Christ sein heißt: Zum göttlichen Indikativ werden
»Sie werden niemals zugrunde gehen, und niemand wird sie meiner Hand entreißen. « Die Zusage Jesu an all diejenigen, die ihm nachfolgen, die in seinem Sinne, das heißt in göttlichem Sinne, leben und Mensch sind, diese Zusage heißt auch – jetzt von Ostern her gedacht: Sie alle werden das Ewige Leben haben, sie haben ihren Anteil an der Ewigkeit Gottes, sie sind Anteilnehmer an seiner Erlösung und an seiner Vollendung. Das ist vom Ende her gedacht, vom österlichen Ereignis der Auferstehung. Das Besondere aber für uns Christen ist: Wir haben diese konkrete Hoffnung schon jetzt – eine Hoffnung, die uns selbst leben lässt, heute, tagtäglich.
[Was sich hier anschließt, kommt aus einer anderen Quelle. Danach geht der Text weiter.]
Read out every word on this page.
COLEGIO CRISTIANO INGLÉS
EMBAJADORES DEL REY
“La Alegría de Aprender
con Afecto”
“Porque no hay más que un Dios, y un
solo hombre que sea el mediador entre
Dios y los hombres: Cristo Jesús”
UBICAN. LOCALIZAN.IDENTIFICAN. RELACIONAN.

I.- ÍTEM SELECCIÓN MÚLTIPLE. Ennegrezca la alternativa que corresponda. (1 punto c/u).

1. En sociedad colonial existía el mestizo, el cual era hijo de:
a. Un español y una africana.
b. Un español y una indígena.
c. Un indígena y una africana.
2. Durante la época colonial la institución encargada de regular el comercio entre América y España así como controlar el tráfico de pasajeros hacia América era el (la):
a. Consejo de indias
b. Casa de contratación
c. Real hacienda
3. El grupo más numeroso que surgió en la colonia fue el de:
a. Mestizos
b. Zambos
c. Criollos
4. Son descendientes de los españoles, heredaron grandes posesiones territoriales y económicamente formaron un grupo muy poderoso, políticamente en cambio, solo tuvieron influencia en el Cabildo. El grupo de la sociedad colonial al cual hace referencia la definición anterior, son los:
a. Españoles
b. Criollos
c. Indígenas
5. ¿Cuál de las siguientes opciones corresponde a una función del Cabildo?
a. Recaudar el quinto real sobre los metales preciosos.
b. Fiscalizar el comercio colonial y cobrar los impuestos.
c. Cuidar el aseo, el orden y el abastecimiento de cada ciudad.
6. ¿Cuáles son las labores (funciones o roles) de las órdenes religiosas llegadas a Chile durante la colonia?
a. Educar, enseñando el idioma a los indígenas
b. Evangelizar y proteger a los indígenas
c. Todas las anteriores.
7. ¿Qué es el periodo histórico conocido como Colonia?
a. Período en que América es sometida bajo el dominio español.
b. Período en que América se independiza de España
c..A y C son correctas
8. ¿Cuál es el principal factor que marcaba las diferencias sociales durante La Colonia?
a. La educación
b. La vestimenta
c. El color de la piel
Mit den Worten der zweiten Lesung aus der Offenbarung klingt dies so: »Sie werden keinen Hunger und keinen Durst mehr leiden ... und Gott wird alle Tränen von ihren Augen abwischen.« (Offb 7,16f.) Auch Jesus hat aus diesem festen, unerschütterlichen Vertrauen und aus dieser Leben spendenden Hoffnung heraus gelebt. Gerade darin hat er Zeugnis abgelegt für den menschenfreundlichen Gott. Jesus Christus ist der Fleisch gewordene Indikativ Gottes. Er ist Gottes unbedingte Zusage an uns Menschen.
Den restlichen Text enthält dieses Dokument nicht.